LUCIA BIGOZZI
Cronaca

Voltano le spalle al pronto soccorso. Il dietrofront scatta dall’università. Zanobetti: "Ma ci sono passi in avanti"

La carenza di forze nel 118 parte da lontano: ci sono specializzazioni più remunerative sul lato privato. Le richieste fioccano invece per la chirurgia estetica, la dermatologia, l’oculistica. Come invertire il trend.

Maurizio Zanobetti, direttore del Pronto soccorso del San Donato

Maurizio Zanobetti, direttore del Pronto soccorso del San Donato

"Moriremo tutti di sepsi, o di embolia polmonare ma con la pelle perfetta e la vista buona". Il refrain rimbalza tra le sale dell’hub in stile ER. Appena rimesso a nuovo, con macchinari tecnologicamente avanzati, sedici postazioni nell’open space che consentono un monitoraggio costante dei pazienti, dai casi più critici a quelli in osservazione. Refrain che riassume, con una buona dose di amarezza, il "clima" tra i camici. Qui si salvano vite, si corre per risolvere problemi grandi e piccoli. Anche se, ironia della sorte, quelli più piccoli stanno "sconfinando" e rappresentano ormai oltre la metà dei codici di accesso. In media 200 persone al giorno varcano la soglia del Pronto soccorso del San Donato: più del 50 per cento non dovrebbe stare in queste sale. Il Pronto soccorso come l’ambulatorio di un medico di famiglia? Sta andando così ma non dovrebbe. E se si riempie di casi che non hanno il carattere dell’urgenza, l’attesa si allunga e la macchina del pronto intervento lavora per funzioni diverse da quelle della vocazione originaria.

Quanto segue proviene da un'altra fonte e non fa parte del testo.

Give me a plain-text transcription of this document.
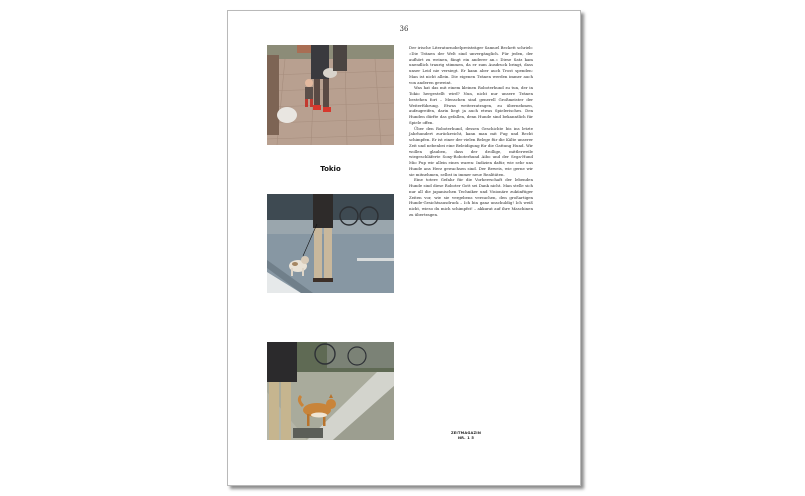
36
Tokio

Der irische Literaturnobelpreisträger Samuel Beckett schrieb: »Die Tränen der Welt sind unvergänglich. Für jeden, der aufhört zu weinen, fängt ein anderer an.« Diese Satz kam unendlich traurig stimmen, da er zum Ausdruck bringt, dass unser Leid nie versiegt. Er kann aber auch Trost spenden: Man ist nicht allein. Die eigenen Tränen werden immer auch von anderen geweint.

Was hat das mit einem kleinen Roboterhund zu tun, der in Tokio hergestellt wird? Nun, nicht nur unsere Tränen bestehen fort – Menschen sind generell Großmeister der Weiterführung. Etwas weiterzutragen, zu übernehmen, aufzugreifen, darin liegt ja auch etwas Spielerisches. Den Hunden dürfte das gefallen, denn Hunde sind bekanntlich für Spiele offen.

Über den Roboterhund, dessen Geschichte bis ins letzte Jahrhundert zurückreicht, kann man mit Fug und Recht schimpfen. Er ist einer der vielen Belege für die Kälte unserer Zeit und nebenbei eine Beleidigung für die Gattung Hund. Wir wollen glauben, dass der drollige, mittlerweile wiegeschläferte Sony-Roboterhund Aibo und der Sega-Hund Mio Pup wir allein eines waren: Indizien dafür, wie sehr uns Hunde ans Herz gewachsen sind. Der Beweis, wie gerne wir sie mitnehmen, selbst in immer neue Realitäten.

Eine totere Gefahr für die Vorherrschaft der lebenden Hunde sind diese Roboter Gott sei Dank nicht. Man stelle sich nur all die japanischen Techniker und Visionäre zukünftiger Zeiten vor, wie sie vergebens versuchen, den großartigen Hunde-Gesichtsausdruck – Ich bin ganz unschuldig! Ich weiß nicht, wieso du mich schimpfst! – akkurat auf ihre Maschinen zu übertragen.

ZEITMAGAZIN
NR. 1 5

Ma accanto agli accessi "impropri", c’è un altro tema che riguarda tutte le strutture dell’emergenza-urgenza da un capo all’altro dell’Italia e che ha i suoi riverberi pure sul San Donato. C’è una tendenza che negli ultimi anni sta diventando quasi "la regola": sempre meno specializzandi scelgono la "grande famiglia" del 118 e del Pronto soccorso per trasformare in lavoro ciò che hanno studiato. E il problema non è da poco: sta a monte, cioè nelle scuole di specializzazione, a corto di iscrizioni di giovani decisi a lavorare nell’hub dell’emergenza. Lo rileva Maurizio Zanobetti, che guida la struttura del San Donato e ogni giorno condivide gioie e dolori insieme alla squadra di professionisti: medici e infermieri. Un team motivato ma certo alle prese con gli effetti di numeri insufficienti a coprire la richiesta, che cresce senza freno (sopratutto nella parte degli accessi impropri). "Il personale medico da assumere è sempre più raro da trovare. La Asl ci sta dando una grande mano perchè sta assumendo 95 infermieri su tutta l’area vasta della Asl e di questi 33 sono destinati al nostro ospedale, la maggiorparte sarà impegnato in Pronto soccorso". Una boccata di ossigeno per Zanobetti che si trova a gestire partenze e arrivi dei camici bianchi, che come ogni professione, migrano per vari motivi. Come due professionisti che traslocano in altre Asl; come due specializzandi in squadra. Tra questi, Lorenzo Parmeggiani che nell’articolo qui a fianco racconta la sua esperienza e spiega perchè, quasi in controtendenza con i suoi colleghi, ha scelto di specializzarsi in medicina d’urgenza. "Nella scuola di specializzazione solo il 30 per cento dei posti disponibili riguarda l’emergenza-urgenza; per il resto i giovani sono più orientati a discipline quali la chirurgia estetica, la dermatologia, l’oculistica. La tendenza, in sostanza, è a formarsi su settori che prevedono uno sbocco professionale che nel privato".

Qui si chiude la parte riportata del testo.